Supreme Court expands definition of “close familial relationship” in latest blow to travel ban

Supreme Court expands definition of “close familial relationship” in latest blow to travel ban
The Supreme Court said the Trump administration can enforce the travel ban. Caleb Jones/AP
The Supreme Court said the Trump administration can enforce the travel ban. Caleb Jones/AP

The Supreme Court on Wednesday broadened the list of relatives allowed to enter the United States from the six Muslim-majority countries listed in President Donald Trump’s travel ban, ruling that grandparents, grandchildren, brothers-in-law, sisters-in-law, aunts, uncles, nieces, nephews and cousins of those currently in the country can enter.

Back in June, the Supreme Court allowed Trump’s controversial travel ban to go into effect, but said travelers from the six countries with a “close familial relationship” to someone already in the U.S. should be allowed to enter the country.

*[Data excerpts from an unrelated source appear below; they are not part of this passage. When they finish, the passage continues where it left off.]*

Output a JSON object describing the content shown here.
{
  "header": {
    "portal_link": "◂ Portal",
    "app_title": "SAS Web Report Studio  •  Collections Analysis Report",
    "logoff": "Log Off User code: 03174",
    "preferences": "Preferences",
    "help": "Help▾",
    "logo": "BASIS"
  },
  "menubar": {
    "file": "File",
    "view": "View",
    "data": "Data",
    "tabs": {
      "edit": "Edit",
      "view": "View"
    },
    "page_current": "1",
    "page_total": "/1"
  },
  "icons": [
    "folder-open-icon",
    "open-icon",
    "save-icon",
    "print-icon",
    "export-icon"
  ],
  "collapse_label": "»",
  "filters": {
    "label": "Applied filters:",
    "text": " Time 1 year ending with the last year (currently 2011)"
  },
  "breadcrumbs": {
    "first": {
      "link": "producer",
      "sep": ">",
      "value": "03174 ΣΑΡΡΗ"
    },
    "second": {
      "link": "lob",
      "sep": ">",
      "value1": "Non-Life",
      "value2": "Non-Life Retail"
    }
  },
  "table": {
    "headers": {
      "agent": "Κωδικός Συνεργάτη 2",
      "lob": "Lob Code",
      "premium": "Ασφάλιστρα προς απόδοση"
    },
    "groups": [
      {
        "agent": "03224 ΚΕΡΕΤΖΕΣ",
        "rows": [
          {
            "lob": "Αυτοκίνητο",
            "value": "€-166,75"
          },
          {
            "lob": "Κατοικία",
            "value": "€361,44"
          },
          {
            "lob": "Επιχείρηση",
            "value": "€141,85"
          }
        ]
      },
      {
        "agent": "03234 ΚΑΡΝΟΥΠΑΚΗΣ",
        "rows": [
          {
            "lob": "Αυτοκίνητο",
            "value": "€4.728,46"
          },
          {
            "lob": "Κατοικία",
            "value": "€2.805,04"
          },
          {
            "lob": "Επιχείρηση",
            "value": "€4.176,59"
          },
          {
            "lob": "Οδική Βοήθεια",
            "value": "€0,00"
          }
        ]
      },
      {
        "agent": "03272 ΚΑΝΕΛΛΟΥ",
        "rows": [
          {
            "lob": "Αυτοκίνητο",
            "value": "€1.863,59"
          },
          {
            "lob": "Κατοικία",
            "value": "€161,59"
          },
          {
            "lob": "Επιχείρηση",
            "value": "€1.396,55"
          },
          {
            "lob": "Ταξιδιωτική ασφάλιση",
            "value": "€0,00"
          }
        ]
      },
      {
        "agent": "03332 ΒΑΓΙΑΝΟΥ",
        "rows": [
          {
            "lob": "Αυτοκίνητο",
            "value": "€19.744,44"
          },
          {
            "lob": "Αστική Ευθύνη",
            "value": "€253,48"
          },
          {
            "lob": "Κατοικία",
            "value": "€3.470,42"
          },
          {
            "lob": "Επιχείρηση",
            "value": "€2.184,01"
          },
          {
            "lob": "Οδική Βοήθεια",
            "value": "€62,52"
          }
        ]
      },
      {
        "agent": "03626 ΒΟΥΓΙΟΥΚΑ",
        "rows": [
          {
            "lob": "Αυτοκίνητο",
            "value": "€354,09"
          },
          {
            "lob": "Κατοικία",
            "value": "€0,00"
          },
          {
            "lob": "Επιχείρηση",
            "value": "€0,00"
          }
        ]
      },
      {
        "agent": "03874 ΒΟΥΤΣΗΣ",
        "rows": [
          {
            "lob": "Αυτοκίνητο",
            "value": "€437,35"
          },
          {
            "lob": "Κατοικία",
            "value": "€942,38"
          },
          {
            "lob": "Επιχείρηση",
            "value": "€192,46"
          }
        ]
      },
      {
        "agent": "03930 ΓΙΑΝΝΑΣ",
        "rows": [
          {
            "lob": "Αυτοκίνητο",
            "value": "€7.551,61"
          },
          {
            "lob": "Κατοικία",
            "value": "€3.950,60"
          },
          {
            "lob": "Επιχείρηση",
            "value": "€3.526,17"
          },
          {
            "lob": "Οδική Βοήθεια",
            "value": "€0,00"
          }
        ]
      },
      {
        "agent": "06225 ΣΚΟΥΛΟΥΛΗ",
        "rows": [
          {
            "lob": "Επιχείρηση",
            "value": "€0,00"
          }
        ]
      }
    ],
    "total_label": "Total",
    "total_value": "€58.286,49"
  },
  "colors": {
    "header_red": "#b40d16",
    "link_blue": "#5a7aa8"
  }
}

The court, however, failed to define what that relationship was, giving the Trump administration freedom to narrowly interpret that rule to only include parents, spouses, fiancés, sons, daughters, sons-in-law, daughters-in-law and siblings.

The state of Hawaii appealed those rules to a federal judge, who ruled last week that the Trump administration’s guidance on who counted as a close relative was too narrow.

District Judge Derrick Watson also said refugees who had already been working with a resettlement agency should also be allowed into the country.

But the Supreme Court blocked enforcement of that provision until the 9th Circuit Court of Appeals rules on a challenge to that decision, BuzzFeed reported.